Theorizing Modernities article

The Urgency of Idolatry Critique: A Synthetic Response to Yadgar and Cavanaugh

Demolition of St-Sauveur Church / Trinity Episcopal Church. February 16, 2011. Via Wikimedia Commons.

Situated Critics of Christian Secular Modernity

Yaacov Yadgar’s To Be a Jewish State: Zionism as the New Judaism and William T. Cavanaugh’s The Uses of Idolatry together provide sharp conceptual and interpretive tools for a robust and layered intervention in the study of religion and modernity. One book is written by an Oxford-based Jewish Israeli political theorist and the other by a Catholic theologian based at DePaul University. Both books speak to the urgent questions of religion and European Christian modernity. Their interwoven theses illuminate a substantial engagement with European Christian secular modernity as a broader discourse undergirding international and global structures and reigning rationalities. Both authors, albeit differently, wrestle with Christian secular European modernity’s assault on religious traditions through the production of idols and sequestering of “religion” to its own presumably depoliticized lane. In particular they focus on how their critiques apply to the US, Europe, and Palestine/Israel. In this post, I’ll draw out fruitful points of connection that arise in reading their interviews and books together, focusing in particular on their conceptualization of the secular, the key role that the concept of idolatry plays in their works, supersessionism, and the role of tradition in their understanding of the practice of critique.

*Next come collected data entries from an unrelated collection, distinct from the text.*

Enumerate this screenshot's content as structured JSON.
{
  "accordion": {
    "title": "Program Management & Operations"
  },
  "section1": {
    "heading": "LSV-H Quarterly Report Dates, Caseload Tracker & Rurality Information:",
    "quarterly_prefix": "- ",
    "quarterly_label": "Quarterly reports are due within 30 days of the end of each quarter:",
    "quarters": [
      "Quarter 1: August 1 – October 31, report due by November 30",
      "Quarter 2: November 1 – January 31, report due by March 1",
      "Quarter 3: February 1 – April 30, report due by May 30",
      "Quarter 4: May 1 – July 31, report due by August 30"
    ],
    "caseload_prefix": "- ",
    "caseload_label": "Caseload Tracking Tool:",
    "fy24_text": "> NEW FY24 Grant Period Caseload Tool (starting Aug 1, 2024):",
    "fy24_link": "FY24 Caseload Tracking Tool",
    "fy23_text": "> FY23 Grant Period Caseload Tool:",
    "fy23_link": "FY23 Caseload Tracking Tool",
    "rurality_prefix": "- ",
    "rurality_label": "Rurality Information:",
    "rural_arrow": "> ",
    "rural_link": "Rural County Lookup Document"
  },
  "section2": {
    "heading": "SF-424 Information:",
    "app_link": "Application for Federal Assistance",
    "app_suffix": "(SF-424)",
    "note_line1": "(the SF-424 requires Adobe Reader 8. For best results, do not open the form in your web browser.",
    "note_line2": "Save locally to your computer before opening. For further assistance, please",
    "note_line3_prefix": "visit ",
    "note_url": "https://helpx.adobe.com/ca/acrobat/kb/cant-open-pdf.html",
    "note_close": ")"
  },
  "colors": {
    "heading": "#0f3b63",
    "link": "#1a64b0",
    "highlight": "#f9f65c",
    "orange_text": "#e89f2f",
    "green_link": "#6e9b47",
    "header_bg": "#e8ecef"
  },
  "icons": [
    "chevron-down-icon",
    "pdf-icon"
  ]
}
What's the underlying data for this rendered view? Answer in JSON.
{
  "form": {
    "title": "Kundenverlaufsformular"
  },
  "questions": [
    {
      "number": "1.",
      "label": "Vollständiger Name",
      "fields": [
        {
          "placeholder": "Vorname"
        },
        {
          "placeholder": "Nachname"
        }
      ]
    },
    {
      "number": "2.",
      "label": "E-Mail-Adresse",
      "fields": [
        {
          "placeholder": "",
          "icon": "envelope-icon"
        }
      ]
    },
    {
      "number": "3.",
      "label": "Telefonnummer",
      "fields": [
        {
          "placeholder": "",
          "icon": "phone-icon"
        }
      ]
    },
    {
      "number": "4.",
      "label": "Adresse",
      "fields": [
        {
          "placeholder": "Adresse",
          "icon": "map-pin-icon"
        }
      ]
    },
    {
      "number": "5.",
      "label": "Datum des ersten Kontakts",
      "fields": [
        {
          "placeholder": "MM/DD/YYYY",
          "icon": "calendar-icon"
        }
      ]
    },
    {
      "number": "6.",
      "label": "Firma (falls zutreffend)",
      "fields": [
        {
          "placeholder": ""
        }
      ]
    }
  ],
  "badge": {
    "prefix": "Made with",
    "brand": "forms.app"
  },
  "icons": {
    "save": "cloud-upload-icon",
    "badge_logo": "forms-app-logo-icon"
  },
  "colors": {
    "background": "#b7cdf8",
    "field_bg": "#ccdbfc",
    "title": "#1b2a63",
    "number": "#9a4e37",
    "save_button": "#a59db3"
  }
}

Both authors remain grounded mostly in European canons in their effort to expose secular/modern mystifications of nation-state power. To this extent, their works are decidedly not decolonial. A decolonial approach calls for an epistemic puncturing of the hegemonic hold of the Euro-Christian canon and its internal critics and reformers. At the end of this essay, I suggest why being in conversation with such theories—along with sustained engagement feminist interlocutors and others outside the “traditional” canon—would strength their cases and avoid the pitfalls of nostalgia. In spite of these criticisms, I contend that these two books speak to the need to interrogate, from the position of one’s own positionality, the theopolitical and idolatrous dimensions of secular (Christian) modernity.

Nationalism as Splendid Idolatry

Under a redemptive ethos of overcoming their shackles and creating a “disenchanted” world, secular modernity for both these authors amounts to a story of redirecting the sacred to an array of idols (Cavanaugh) and the supersession of the Jewish tradition through the political and theopolitical realities of Zionism (Yadgar). Certainly, this line of analysis places Yadgar and Cavanaugh in the broader genealogy of scholarship in political theology that seeks to excavate and demystify the theological scaffoldings undergirding the secular frame. Both thinkers converge in their critique of nationalism or nation-statism. Drawing on Jean Luc Marion, Cavanaugh interprets nationalism as a “splendid idolatry,” by which he means its ultimately deceptive sense of partaking in something larger than self-interest. The latter, on the other hand, animates the “unsplendid idolatry” of market capitalism. Cavanaugh walks the reader through the complex literature that has examined the relation between religion and nationalism, often within a conceptual landscape replete with secular/modernist assumptions.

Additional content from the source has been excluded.